Though much is taken, much abides; and though
We are not now that strength which in old days
Moved earth and heaven; that which we are, we are;
One equal temper of heroic hearts,
Made weak by time and fate, but strong in will
To strive, to seek, to find, and not to yield.

Can you sense a bit how this is quite a different Bond film?

A fine cast is always the major asset. Another veteran is Albert Finney, who appears almost incognito (to me that is) but a good match with Dench.

With the new life comes two new faces. Both are excellent choices. One is Ralph Fiennes, and he definitely suits the part. Another is Ben Whishaw. Can’t imagine his transformation from John Keats in Bright Star to the digitally savvy young Q. Playing alongside Craig, Whishaw makes an interesting contrast, the gun-wielding old-timer in the field and the young computer geek in the office, taking control of situations with his fingertips.

Further, there are the exotic locations, Istanbul and other places in Turkey, Shanghai, Macau and… Scotland, which not for its exoticism but atmosphere. Cinematographer Deakins has crafted some very stylish scenes that distinguish Skyfall from just any other action flick… aesthetically appealing, moody and atmospheric, a mixed bag of nostalgic noir and contemporary, and in the last part, even a dash of gothic. If not for that iconic Aston Martin DB5 from Goldfinger parked outside the old stone mansion by the moor, you’d think it’s right out of Wuthering Heights.

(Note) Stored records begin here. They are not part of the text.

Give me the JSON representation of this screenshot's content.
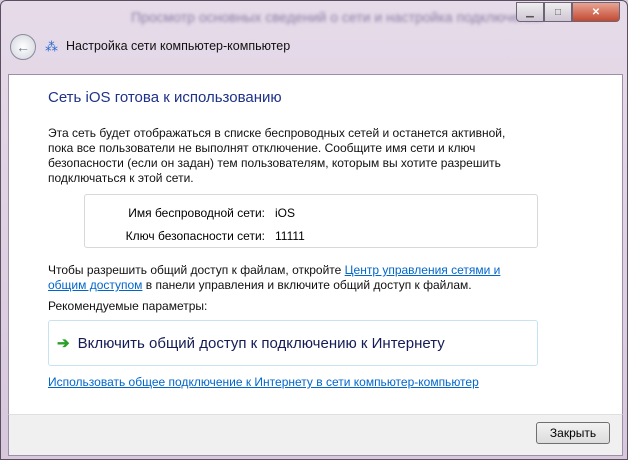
{
  "window": {
    "bg_title": "Просмотр основных сведений о сети и настройка подключений",
    "title": "Настройка сети компьютер-компьютер"
  },
  "heading": "Сеть iOS готова к использованию",
  "description": "Эта сеть будет отображаться в списке беспроводных сетей и останется активной, пока все пользователи не выполнят отключение. Сообщите имя сети и ключ безопасности (если он задан) тем пользователям, которым вы хотите разрешить подключаться к этой сети.",
  "info": {
    "ssid_label": "Имя беспроводной сети:",
    "ssid": "iOS",
    "key_label": "Ключ безопасности сети:",
    "key": "11111"
  },
  "share": {
    "before": "Чтобы разрешить общий доступ к файлам, откройте ",
    "link": "Центр управления сетями и общим доступом",
    "after": " в панели управления и включите общий доступ к файлам."
  },
  "recommended": "Рекомендуемые параметры:",
  "command": "Включить общий доступ к подключению к Интернету",
  "ics_link": "Использовать общее подключение к Интернету в сети компьютер-компьютер",
  "close_button": "Закрыть"
}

Adele also joins the league. She co-wrote the Skyfall theme song and sings it in a way that echoes previous Bond numbers, most obviously, ‘Diamonds Are Forever’.

Skyfall has propelled the Bond film to a new era and up a notch. I’ve appreciated the internal character exploration but of course, there are still the spectacular explosions and car chases, the over-the-top mayhem and implausible escapes. We need those to ensure the audience that our hero is alive and well, after given a new lease on life. He’s still the same old Bond, James Bond.